Keywords

1 Introduction

In recent years, mobile robots have received an increasing interest especially for indoor environment applications. In these environments RGB-D sensors offer an opportunity to significantly develop robotic navigation and interaction capabilities. Since they combine the advantages of RGB cameras with the ability to obtain geometric information, many works tend to exploit the potential of these novel sensors. For applications such as Simultaneous Localization and Mapping (SLAM), introducing RGB-D cameras allows to create three-dimensional maps in real time. Several RGB-D SLAM systems have been proposed. They can be placed in two large family: Sparse and Dense SLAM systems. Although the purpose is the same, the two approaches diverge in the modeling and processing. Sparse SLAM approaches are based on visual odometry. They use visual features correspondences with registration algorithms, as RANSAC [5] or ICP [16], to estimate and refine transformations between poses. The algorithm developed by Henry et al. [8] was one of the first RGB-D systems using features points to estimate camera poses and represent the environment by surfels [15]. It creates and optimizes a Graph-Based SLAM. This modeling [7] consists in constructing a graph which nodes are sensor poses and where an edge between two nodes represents the transformation (egomotion) between these poses. Such formulation enables the graph optimization step which aims to find the best nodes configuration that produces a correct topological trajectory and easier loop-closures detection when revisiting the same areas. Endres et al. [4] followed the same path and proposed a graph-based RGB-D SLAM which became very popular among Robotic Operating System (ROS) users due to its availability. The implementation and optimization of the pose-graph is performed by the \(G^{2}o\) framework [13]. To represent the environment, they used 3D occupancy grid maps generated by the OctoMapping approach [9]. This RGB-D SLAM system offers a good trade-off between the quality of pose estimation and computational cost. Indeed, sparse SLAM approaches are typically fast due to the sensor’s egomotion estimation based on sparse points. In addition, such a lightweight implementation can be embedded easily on mobile robots and small devices. However, the reconstruction quality is limited to a sparse set of 3D points which leads to many redundant and repeated points in the map and lack of semantic description of the environment.

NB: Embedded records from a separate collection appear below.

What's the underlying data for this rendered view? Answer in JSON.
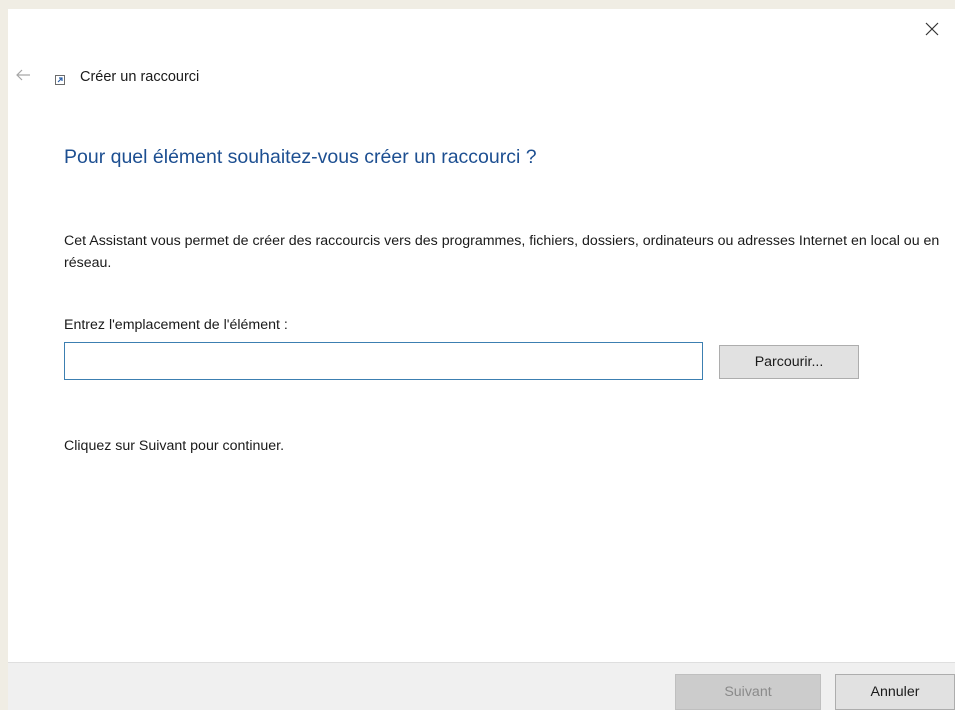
{
  "window": {
    "title": "Créer un raccourci",
    "close_icon": "close-icon",
    "back_icon": "arrow-left-icon",
    "app_icon": "shortcut-icon"
  },
  "main": {
    "heading": "Pour quel élément souhaitez-vous créer un raccourci ?",
    "description": "Cet Assistant vous permet de créer des raccourcis vers des programmes, fichiers, dossiers, ordinateurs ou adresses Internet en local ou en réseau.",
    "location_label": "Entrez l'emplacement de l'élément :",
    "location_value": "",
    "browse_label": "Parcourir...",
    "hint": "Cliquez sur Suivant pour continuer."
  },
  "footer": {
    "next_label": "Suivant",
    "next_enabled": false,
    "cancel_label": "Annuler"
  },
  "colors": {
    "heading": "#1d4f91",
    "input_border": "#3c7fb1",
    "footer_bg": "#f0f0f0"
  }
}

Instead, dense SLAM methods enable good pose estimation and high quality scene representation. However, they tend to drift over time and fail against scenes with poor geometric structure. To overcome high computational costs, these approaches use sophisticated equipments such as high performance graphics hardware GPU which may constrain the used platform. Dense RGB-D SLAM systems were introduced by Newcombe et al. in the well known Kinect Fusion [10, 14]. It is a dense system integrating real-time depth measurements into a volumetric data structure to create highly detailed voxel-based maps. Camera poses are estimated by tracking only live depth data with a dense iterative closest point (ICP) algorithm. Despite the high quality maps, the algorithm fails in environments with poor structure and is restricted to small workspaces due to high memory consumption. Whelan et al. proposed a moving volume method [23] to overcome the restricted area problem. By moving the voxel grid with each current camera pose, real-time detailed mapping of unbounded areas became possible. Unlike voxel-based reconstruction, Keller et al. [12] proposed a more efficient solution. They proposed a point-based fusion representation supporting spatially extended reconstructions with a fused surfel-based model of the environment.

Recently, perceiving the geometry surrounding robots has become a research field of great interest in computer vision. For both robot planing and augmented reality applications as [1], using some geometric assumptions is a crucial prerequisite. Likewise, in current RGB-D SLAM systems researchers begin to pay a significant interest to geometric primitives in order to build three-dimensional (3D) structures. The observed geometry can be a good solution to better constrain the problem and help improve 3D reconstructions. For indoor environments, 3D planes can be relevant as they are extremely common and easily deduced from point clouds. Thus, they were introduced in several recent works. One of the earliest RGB-D SLAM approaches incorporating planes has been developed by Trevor et al. [21]. They combined a Kinect sensor with a large 2D planar laser scanner to generate both lines and planes as features in a graph based representation. Data association is performed by evaluating the joint probability over a set of interpretation trees of the measurements seen by the robot at one pose. Taguchi et al. [20] presented a bundle adjustment system combining both 3D point-to-point and 3D plane-to-plane correspondences. Their system shows a compact representation but a slow camera tracking. This work was extended by Ataer-Cansizoglu et al. [2] to find point and plane correspondences using camera motion prediction. However, the constant velocity assumption used to predict the pose seems to be difficult to satisfy when using handheld camera. The RGB-D SLAM system [12] was extended by Salas-Moreno et al. [18] to enforce planarity on the dense reconstruction with application to augmented reality. In a recent work, Xiang and Zhang [6] proposed an RGB-D SLAM system based on planar features. From each detected 3D plane they generate a 2D image and try to extract its 2D visual features. These extracted features are back-projected on the depth image to generate 3D feature points used to estimate the egomotion with ICP. More recently, Whelan et al. [22] performed incremental planar segmentations on point clouds to generate a global mesh model consisting of planar and non-planar triangulated surfaces. In [11], the full representation of infinite planes is reduced to a point representation in the unit sphere \(\mathbb {S}\)3. This allowed to parameterize the plane as a unit quaternion and formulate the problem as a least-squares optimization of a graph of infinite planes.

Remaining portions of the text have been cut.